(no subject)
Jun. 1st, 2009 08:55 pmI was essentially cockblocked by my mom this weekend. First, I went to a soccer tournament at which, I am realizing in retrospect with the aid of facebook photos, my hair looked like a clown wig. In a crowded, sweltering bar the night before I received two separate compliments on my hair, which perhaps went to my head.

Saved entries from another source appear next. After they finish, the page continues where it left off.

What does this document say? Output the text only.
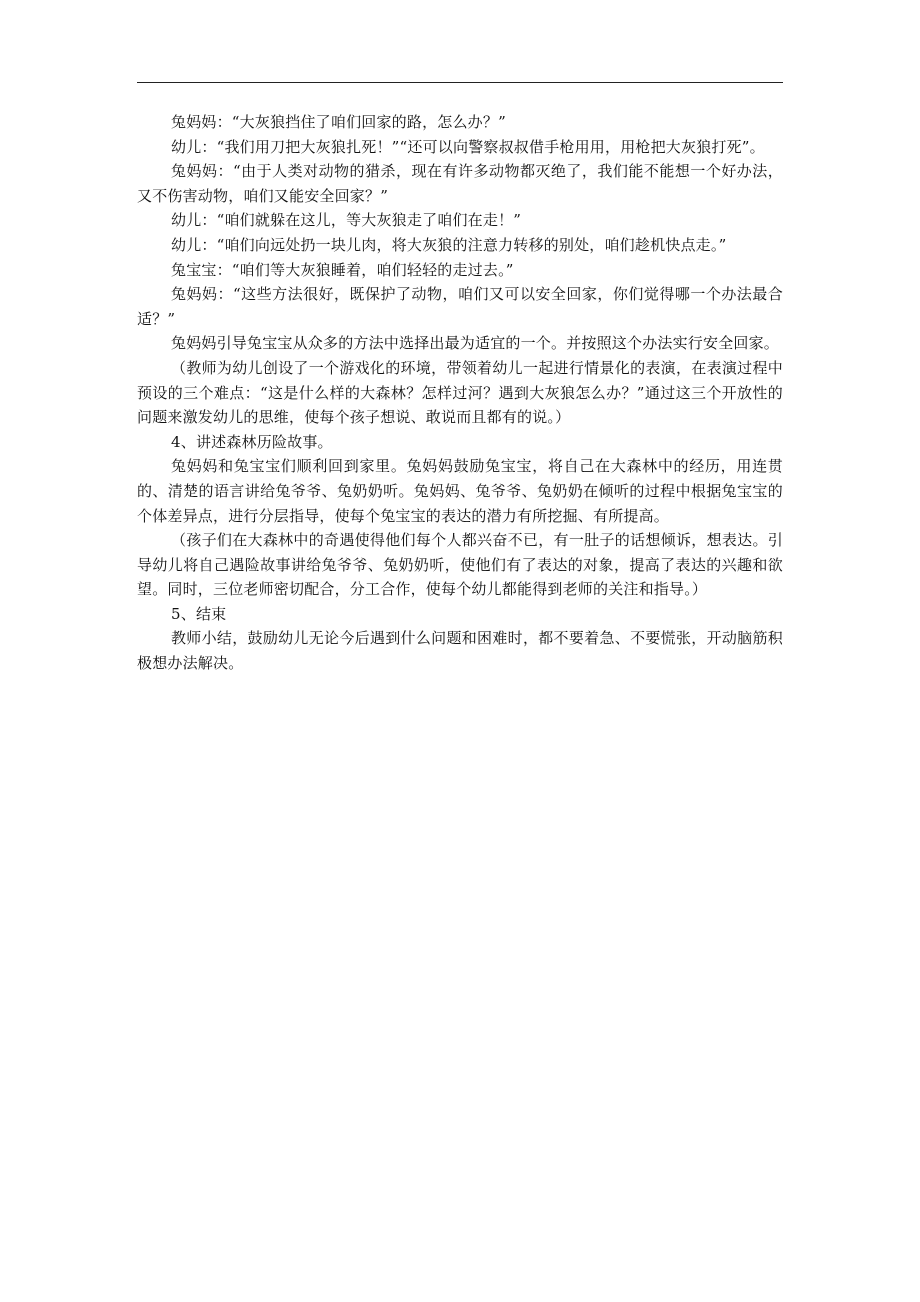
兔妈妈：“大灰狼挡住了咱们回家的路，怎么办？”

幼儿：“我们用刀把大灰狼扎死！”“还可以向警察叔叔借手枪用用，用枪把大灰狼打死”。

兔妈妈：“由于人类对动物的猎杀，现在有许多动物都灭绝了，我们能不能想一个好办法，又不伤害动物，咱们又能安全回家？”

幼儿：“咱们就躲在这儿，等大灰狼走了咱们在走！”

幼儿：“咱们向远处扔一块儿肉，将大灰狼的注意力转移的别处，咱们趁机快点走。”

兔宝宝：“咱们等大灰狼睡着，咱们轻轻的走过去。”

兔妈妈：“这些方法很好，既保护了动物，咱们又可以安全回家，你们觉得哪一个办法最合适？”

兔妈妈引导兔宝宝从众多的方法中选择出最为适宜的一个。并按照这个办法实行安全回家。

（教师为幼儿创设了一个游戏化的环境，带领着幼儿一起进行情景化的表演，在表演过程中预设的三个难点：“这是什么样的大森林？怎样过河？遇到大灰狼怎么办？”通过这三个开放性的问题来激发幼儿的思维，使每个孩子想说、敢说而且都有的说。）

4、讲述森林历险故事。

兔妈妈和兔宝宝们顺利回到家里。兔妈妈鼓励兔宝宝，将自己在大森林中的经历，用连贯的、清楚的语言讲给兔爷爷、兔奶奶听。兔妈妈、兔爷爷、兔奶奶在倾听的过程中根据兔宝宝的个体差异点，进行分层指导，使每个兔宝宝的表达的潜力有所挖掘、有所提高。

（孩子们在大森林中的奇遇使得他们每个人都兴奋不已，有一肚子的话想倾诉，想表达。引导幼儿将自己遇险故事讲给兔爷爷、兔奶奶听，使他们有了表达的对象，提高了表达的兴趣和欲望。同时，三位老师密切配合，分工合作，使每个幼儿都能得到老师的关注和指导。）

5、结束

教师小结，鼓励幼儿无论今后遇到什么问题和困难时，都不要着急、不要慌张，开动脑筋积极想办法解决。
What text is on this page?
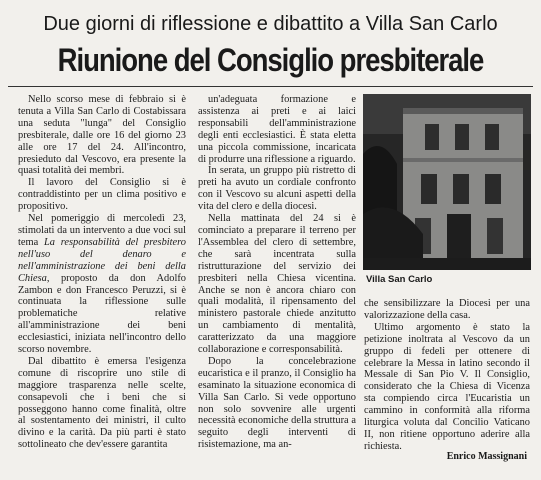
Due giorni di riflessione e dibattito a Villa San Carlo
Riunione del Consiglio presbiterale

Nello scorso mese di febbraio si è tenuta a Villa San Carlo di Costabissara una seduta "lunga" del Consiglio presbiterale, dalle ore 16 del giorno 23 alle ore 17 del 24. All'incontro, presieduto dal Vescovo, era presente la quasi totalità dei membri.

Il lavoro del Consiglio si è contraddistinto per un clima positivo e propositivo.

Nel pomeriggio di mercoledì 23, stimolati da un intervento a due voci sul tema La responsabilità del presbitero nell'uso del denaro e nell'amministrazione dei beni della Chiesa, proposto da don Adolfo Zambon e don Francesco Peruzzi, si è continuata la riflessione sulle problematiche relative all'amministrazione dei beni ecclesiastici, iniziata nell'incontro dello scorso novembre.

Dal dibattito è emersa l'esigenza comune di riscoprire uno stile di maggiore trasparenza nelle scelte, consapevoli che i beni che si posseggono hanno come finalità, oltre al sostentamento dei ministri, il culto divino e la carità. Da più parti è stato sottolineato che dev'essere garantita

un'adeguata formazione e assistenza ai preti e ai laici responsabili dell'amministrazione degli enti ecclesiastici. È stata eletta una piccola commissione, incaricata di produrre una riflessione a riguardo.

In serata, un gruppo più ristretto di preti ha avuto un cordiale confronto con il Vescovo su alcuni aspetti della vita del clero e della diocesi.

Nella mattinata del 24 si è cominciato a preparare il terreno per l'Assemblea del clero di settembre, che sarà incentrata sulla ristrutturazione del servizio dei presbiteri nella Chiesa vicentina. Anche se non è ancora chiaro con quali modalità, il ripensamento del ministero pastorale chiede anzitutto un cambiamento di mentalità, caratterizzato da una maggiore collaborazione e corresponsabilità.

Dopo la concelebrazione eucaristica e il pranzo, il Consiglio ha esaminato la situazione economica di Villa San Carlo. Si vede opportuno non solo sovvenire alle urgenti necessità economiche della struttura a seguito degli interventi di risistemazione, ma an-

Villa San Carlo

che sensibilizzare la Diocesi per una valorizzazione della casa.

Ultimo argomento è stato la petizione inoltrata al Vescovo da un gruppo di fedeli per ottenere di celebrare la Messa in latino secondo il Messale di San Pio V. Il Consiglio, considerato che la Chiesa di Vicenza sta compiendo circa l'Eucaristia un cammino in conformità alla riforma liturgica voluta dal Concilio Vaticano II, non ritiene opportuno aderire alla richiesta.

Enrico Massignani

There is a scene in Gosford Park in which homely Mabel confronts her husband over the affair he is having--she finds a check he extorted out of his rich lover because he has squandered her family fortune--and they have a vicious fight. At the end, just as he is leaving, he snaps at the maid who has seen all this, as she was in the room to help Mabel dress for dinner, "Do try to make her look presentable." Mabel flinches and weeps as he slams the door, but with some solace from the maid, and realizing that she cannot miss dinner without everyone realizing something is wrong, eventually says bravely but sadly, "I suppose there's no harm in trying." There is a complex of emotions contained in her delivery of that sentence. She tells her lifetime of resignation to the disappointing fact of her appearance against the arbitrary rubrics of beauty, the finality of her suppression of her true emotions to satisfy her misguided determination to always present her best face, and her willingness to subjugate herself to the social system that tortures her because she is so far into it that the way out seems nothing less than a terrifying betrayal of her entire morality. This is not how I feel about my hair, but it is what I think about when I am standing in front of the mirror hoping that it has finally become the magic sex mop--telling elegant drape--rich tabard--pixie riot I want and not the hairy rebellious toadstool of the five minutes before I must leave to meet my friends.

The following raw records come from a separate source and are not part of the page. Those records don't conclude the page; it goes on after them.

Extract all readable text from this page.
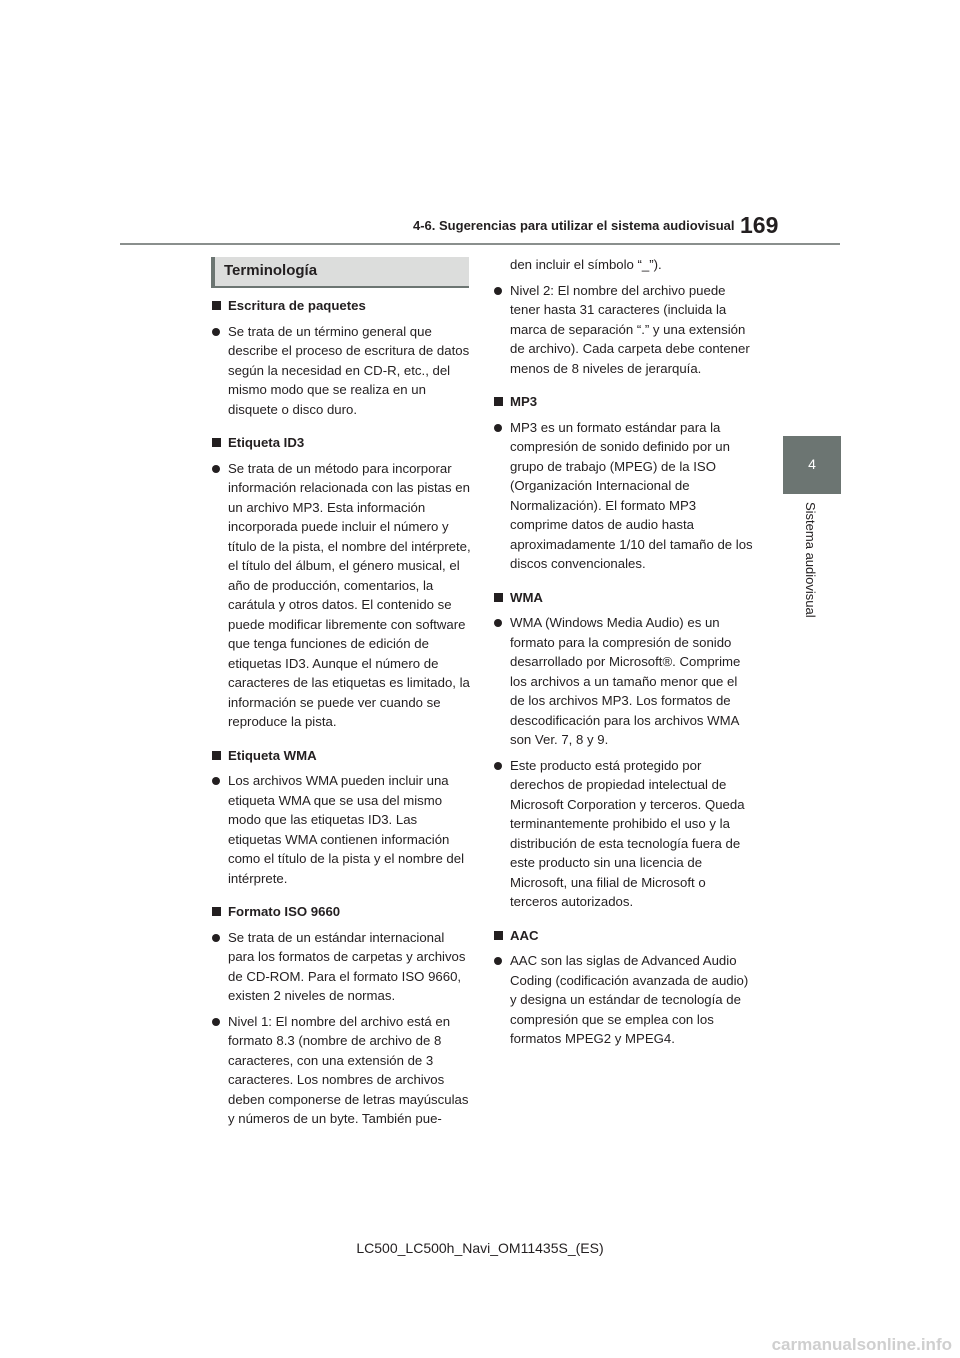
4-6. Sugerencias para utilizar el sistema audiovisual 169
4
Sistema audiovisual
Terminología
Escritura de paquetes
Se trata de un término general que describe el proceso de escritura de datos según la necesidad en CD-R, etc., del mismo modo que se realiza en un disquete o disco duro.
Etiqueta ID3
Se trata de un método para incorporar información relacionada con las pistas en un archivo MP3. Esta información incorporada puede incluir el número y título de la pista, el nombre del intérprete, el título del álbum, el género musical, el año de producción, comentarios, la carátula y otros datos. El contenido se puede modificar libremente con software que tenga funciones de edición de etiquetas ID3. Aunque el número de caracteres de las etiquetas es limitado, la información se puede ver cuando se reproduce la pista.
Etiqueta WMA
Los archivos WMA pueden incluir una etiqueta WMA que se usa del mismo modo que las etiquetas ID3. Las etiquetas WMA contienen información como el título de la pista y el nombre del intérprete.
Formato ISO 9660
Se trata de un estándar internacional para los formatos de carpetas y archivos de CD-ROM. Para el formato ISO 9660, existen 2 niveles de normas.
Nivel 1: El nombre del archivo está en formato 8.3 (nombre de archivo de 8 caracteres, con una extensión de 3 caracteres. Los nombres de archivos deben componerse de letras mayúsculas y números de un byte. También pue-
den incluir el símbolo “_”).
Nivel 2: El nombre del archivo puede tener hasta 31 caracteres (incluida la marca de separación “.” y una extensión de archivo). Cada carpeta debe contener menos de 8 niveles de jerarquía.
MP3
MP3 es un formato estándar para la compresión de sonido definido por un grupo de trabajo (MPEG) de la ISO (Organización Internacional de Normalización). El formato MP3 comprime datos de audio hasta aproximadamente 1/10 del tamaño de los discos convencionales.
WMA
WMA (Windows Media Audio) es un formato para la compresión de sonido desarrollado por Microsoft®. Comprime los archivos a un tamaño menor que el de los archivos MP3. Los formatos de descodificación para los archivos WMA son Ver. 7, 8 y 9.
Este producto está protegido por derechos de propiedad intelectual de Microsoft Corporation y terceros. Queda terminantemente prohibido el uso y la distribución de esta tecnología fuera de este producto sin una licencia de Microsoft, una filial de Microsoft o terceros autorizados.
AAC
AAC son las siglas de Advanced Audio Coding (codificación avanzada de audio) y designa un estándar de tecnología de compresión que se emplea con los formatos MPEG2 y MPEG4.
LC500_LC500h_Navi_OM11435S_(ES)
carmanualsonline.info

The day after I went to the bar, I played soccer all day and then went to a barbecue. My hair did this too, with intentionally minimal intervention on my part. At the barbecue, I met a cusp Aquarian who threw grapes that I caught in my mouth. The tranquil hedgehog on top of his head amused the dyspeptic starfish on mine--we went to meet friends of mine in Wallingford, then we had nowhere else to go. I thought about how it is to have something with valuable benefits that mean nothing to you for years, like, say, a room of one's own, and then when you need it, you find yourself at the exact center of the only two months of living with your mom you will experience for the rest of your life. At one point while he was in the bathroom, I received a not entirely facetious suggestion to take him to a nearby park. Eventually we left to check the schedule for his bus, found we had 20 minutes to wait. We went to the park.
Once there, we swung, and as our momentum gradually drew us out of sync, he periodically paused to realign our arcs. He told me the names of trees. When I remembered to, I looked him in the eye--it is allowed. We saw poorly remembered parts of constellations, and he missed the next two buses.
There is a scene in Gosford Park in which homely Mabel confronts her husband over the affair he is having--she finds a check he extorted out of his rich lover because he has squandered her family fortune--and they have a vicious fight. At the end, just as he is leaving, he snaps at the maid who has seen all this, as she was in the room to help Mabel dress for dinner, "Do try to make her look presentable." Mabel flinches and weeps as he slams the door, but with some solace from the maid, and realizing that she cannot miss dinner without everyone realizing something is wrong, eventually says bravely but sadly, "I suppose there's no harm in trying." There is a complex of emotions contained in her delivery of that sentence. She tells her lifetime of resignation to the disappointing fact of her appearance against the arbitrary rubrics of beauty, the finality of her suppression of her true emotions to satisfy her misguided determination to always present her best face, and her willingness to subjugate herself to the social system that tortures her because she is so far into it that the way out seems nothing less than a terrifying betrayal of her entire morality. This is not how I feel about my hair, but it is what I think about when I am standing in front of the mirror hoping that it has finally become the magic sex mop--telling elegant drape--rich tabard--pixie riot I want and not the hairy rebellious toadstool of the five minutes before I must leave to meet my friends.
The day after I went to the bar, I played soccer all day and then went to a barbecue. My hair did this too, with intentionally minimal intervention on my part. At the barbecue, I met a cusp Aquarian who threw grapes that I caught in my mouth. The tranquil hedgehog on top of his head amused the dyspeptic starfish on mine--we went to meet friends of mine in Wallingford, then we had nowhere else to go. I thought about how it is to have something with valuable benefits that mean nothing to you for years, like, say, a room of one's own, and then when you need it, you find yourself at the exact center of the only two months of living with your mom you will experience for the rest of your life. At one point while he was in the bathroom, I received a not entirely facetious suggestion to take him to a nearby park. Eventually we left to check the schedule for his bus, found we had 20 minutes to wait. We went to the park.
Once there, we swung, and as our momentum gradually drew us out of sync, he periodically paused to realign our arcs. He told me the names of trees. When I remembered to, I looked him in the eye--it is allowed. We saw poorly remembered parts of constellations, and he missed the next two buses.